“Why is Issey Miyake so often singled out as a fashion designer whose work somehow lies above or beyond fashion?” That was the question posed by The New York Times in December 1998. And Miyake himself would have been the first to resist such an elevated proposition. He rejected any suggestion that what he did was art, although it was often so breathtakingly transcendent that it was hard to think of it in any other terms. Instead, in interviews and in the many books and exhibitions devoted to his work, Miyake would insist he was “making things.”
From the moment he launched Miyake Design Studio in 1970, everything started for him with “A Piece of Cloth” (A-POC would much later become the label he gave one of his most futuristic offshoots.) Under the umbrella of such a humble notion, Miyake, who passed away in Tokyo last week at the age of 84, established himself as fashion’s greatest humanist.
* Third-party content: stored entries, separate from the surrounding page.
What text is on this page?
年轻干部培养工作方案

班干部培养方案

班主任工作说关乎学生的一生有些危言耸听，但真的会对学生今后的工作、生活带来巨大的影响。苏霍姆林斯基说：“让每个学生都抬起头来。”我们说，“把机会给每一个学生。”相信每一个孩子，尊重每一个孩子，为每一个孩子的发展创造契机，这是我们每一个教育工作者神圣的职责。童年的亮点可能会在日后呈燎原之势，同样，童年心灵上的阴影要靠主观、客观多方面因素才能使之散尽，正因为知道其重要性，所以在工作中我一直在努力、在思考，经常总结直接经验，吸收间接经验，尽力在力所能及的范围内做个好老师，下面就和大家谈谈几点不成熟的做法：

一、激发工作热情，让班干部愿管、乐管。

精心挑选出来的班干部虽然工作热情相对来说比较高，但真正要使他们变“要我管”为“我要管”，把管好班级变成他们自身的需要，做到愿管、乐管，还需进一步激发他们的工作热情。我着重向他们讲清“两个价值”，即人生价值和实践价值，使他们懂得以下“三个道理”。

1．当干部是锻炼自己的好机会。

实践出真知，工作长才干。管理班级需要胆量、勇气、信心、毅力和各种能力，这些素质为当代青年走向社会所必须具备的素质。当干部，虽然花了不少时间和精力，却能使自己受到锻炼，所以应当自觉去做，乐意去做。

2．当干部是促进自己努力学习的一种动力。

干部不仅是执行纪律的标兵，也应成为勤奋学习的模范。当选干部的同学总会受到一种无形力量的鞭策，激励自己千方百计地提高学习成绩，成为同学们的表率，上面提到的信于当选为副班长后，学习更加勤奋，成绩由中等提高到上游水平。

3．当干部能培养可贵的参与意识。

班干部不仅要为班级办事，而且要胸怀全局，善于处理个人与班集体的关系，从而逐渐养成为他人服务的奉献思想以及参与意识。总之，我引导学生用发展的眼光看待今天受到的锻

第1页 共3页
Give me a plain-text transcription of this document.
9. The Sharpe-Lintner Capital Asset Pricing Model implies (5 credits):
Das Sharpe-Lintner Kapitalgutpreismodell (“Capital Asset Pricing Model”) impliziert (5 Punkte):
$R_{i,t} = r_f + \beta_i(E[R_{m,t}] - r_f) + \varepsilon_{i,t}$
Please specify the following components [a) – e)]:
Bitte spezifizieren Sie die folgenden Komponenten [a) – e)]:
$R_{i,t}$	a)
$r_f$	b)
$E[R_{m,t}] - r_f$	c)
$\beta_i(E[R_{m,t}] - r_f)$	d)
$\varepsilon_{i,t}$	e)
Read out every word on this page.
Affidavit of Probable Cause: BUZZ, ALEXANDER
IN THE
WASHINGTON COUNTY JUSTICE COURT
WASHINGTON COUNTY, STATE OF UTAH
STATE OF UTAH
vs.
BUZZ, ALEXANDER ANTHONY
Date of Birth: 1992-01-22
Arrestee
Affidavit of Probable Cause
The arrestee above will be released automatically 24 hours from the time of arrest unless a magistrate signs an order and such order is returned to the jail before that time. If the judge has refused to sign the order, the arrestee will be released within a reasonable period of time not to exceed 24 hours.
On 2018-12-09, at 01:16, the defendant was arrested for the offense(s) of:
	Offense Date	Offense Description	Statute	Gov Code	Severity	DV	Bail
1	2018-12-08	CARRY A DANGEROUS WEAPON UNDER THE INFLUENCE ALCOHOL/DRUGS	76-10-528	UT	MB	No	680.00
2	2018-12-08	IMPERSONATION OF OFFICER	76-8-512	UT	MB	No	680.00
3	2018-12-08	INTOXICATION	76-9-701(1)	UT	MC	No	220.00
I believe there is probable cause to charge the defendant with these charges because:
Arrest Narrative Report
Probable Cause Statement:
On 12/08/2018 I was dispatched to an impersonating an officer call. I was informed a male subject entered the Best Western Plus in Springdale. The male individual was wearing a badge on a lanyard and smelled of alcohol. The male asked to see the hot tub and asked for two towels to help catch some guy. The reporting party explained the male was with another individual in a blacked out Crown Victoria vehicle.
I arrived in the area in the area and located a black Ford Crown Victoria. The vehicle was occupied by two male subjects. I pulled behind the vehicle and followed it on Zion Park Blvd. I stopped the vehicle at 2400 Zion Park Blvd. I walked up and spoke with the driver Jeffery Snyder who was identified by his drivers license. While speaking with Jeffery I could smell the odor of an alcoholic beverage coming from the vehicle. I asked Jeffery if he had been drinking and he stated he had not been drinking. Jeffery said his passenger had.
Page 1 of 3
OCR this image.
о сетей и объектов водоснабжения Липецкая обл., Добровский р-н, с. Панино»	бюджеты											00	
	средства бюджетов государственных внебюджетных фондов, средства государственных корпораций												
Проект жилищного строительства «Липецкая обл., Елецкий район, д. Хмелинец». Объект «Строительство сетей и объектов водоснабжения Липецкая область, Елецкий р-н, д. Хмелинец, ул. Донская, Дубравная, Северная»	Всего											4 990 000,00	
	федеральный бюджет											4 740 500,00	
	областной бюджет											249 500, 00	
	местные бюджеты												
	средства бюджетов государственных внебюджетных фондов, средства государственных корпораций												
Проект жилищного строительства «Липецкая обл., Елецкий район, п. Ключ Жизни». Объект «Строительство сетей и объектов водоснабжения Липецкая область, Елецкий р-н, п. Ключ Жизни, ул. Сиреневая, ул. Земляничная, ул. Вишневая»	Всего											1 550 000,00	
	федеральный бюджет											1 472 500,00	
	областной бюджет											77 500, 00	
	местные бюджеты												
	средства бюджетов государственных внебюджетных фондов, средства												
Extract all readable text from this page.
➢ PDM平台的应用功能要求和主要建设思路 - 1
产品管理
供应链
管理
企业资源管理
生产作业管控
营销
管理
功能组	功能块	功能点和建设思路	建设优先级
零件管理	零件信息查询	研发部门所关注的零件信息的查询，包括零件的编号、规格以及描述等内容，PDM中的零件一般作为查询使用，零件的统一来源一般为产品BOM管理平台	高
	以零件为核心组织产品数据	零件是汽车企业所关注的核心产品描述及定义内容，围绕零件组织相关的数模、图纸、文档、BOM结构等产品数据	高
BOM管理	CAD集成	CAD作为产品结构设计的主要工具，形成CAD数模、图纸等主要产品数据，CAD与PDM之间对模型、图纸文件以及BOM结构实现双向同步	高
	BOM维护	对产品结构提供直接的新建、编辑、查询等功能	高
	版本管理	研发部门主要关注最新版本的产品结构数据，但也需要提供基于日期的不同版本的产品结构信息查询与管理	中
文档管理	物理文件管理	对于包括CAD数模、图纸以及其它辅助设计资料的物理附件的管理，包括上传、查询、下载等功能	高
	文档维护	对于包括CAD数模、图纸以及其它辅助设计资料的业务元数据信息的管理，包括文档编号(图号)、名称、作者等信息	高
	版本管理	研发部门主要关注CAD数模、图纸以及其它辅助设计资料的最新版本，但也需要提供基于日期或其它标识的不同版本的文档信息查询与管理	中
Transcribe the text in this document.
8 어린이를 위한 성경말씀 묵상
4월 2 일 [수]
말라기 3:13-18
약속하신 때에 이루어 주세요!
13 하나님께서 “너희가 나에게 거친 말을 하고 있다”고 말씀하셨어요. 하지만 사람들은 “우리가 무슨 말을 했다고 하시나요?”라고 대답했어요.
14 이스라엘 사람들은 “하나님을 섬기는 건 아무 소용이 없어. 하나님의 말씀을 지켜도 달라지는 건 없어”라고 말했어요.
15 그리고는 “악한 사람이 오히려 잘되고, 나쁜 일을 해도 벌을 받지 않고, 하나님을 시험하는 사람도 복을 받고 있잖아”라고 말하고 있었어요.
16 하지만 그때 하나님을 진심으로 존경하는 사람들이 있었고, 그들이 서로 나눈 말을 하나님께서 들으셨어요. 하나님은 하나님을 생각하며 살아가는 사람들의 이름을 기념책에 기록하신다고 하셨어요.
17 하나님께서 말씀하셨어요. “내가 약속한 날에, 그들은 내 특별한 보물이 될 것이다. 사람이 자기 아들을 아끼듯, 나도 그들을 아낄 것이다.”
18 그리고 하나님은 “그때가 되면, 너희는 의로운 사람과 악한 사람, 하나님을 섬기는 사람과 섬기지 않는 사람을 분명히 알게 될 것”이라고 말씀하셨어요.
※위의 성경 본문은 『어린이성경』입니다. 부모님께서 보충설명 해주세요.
His clothes were a multifaceted celebration of life: movement, energy, experience and an infectious joy that was rare in fashion. And which applied to Miyake the man, as much as to Miyake the designer.
It’s not so hard to imagine that his love of life stemmed from an unimaginably traumatic childhood experience. Born in Hiroshima, Miyake was seven when he and his sister watched from the hills above the city as it was destroyed by an atomic bomb on August 6, 1945. That terrible moment, literally fusing past, present and future, birthed an uncertain new world, and a new global consciousness. Miyake would become an enthusiastic citizen of that world, pioneering hybrid new forms, endless new ways of “making things.”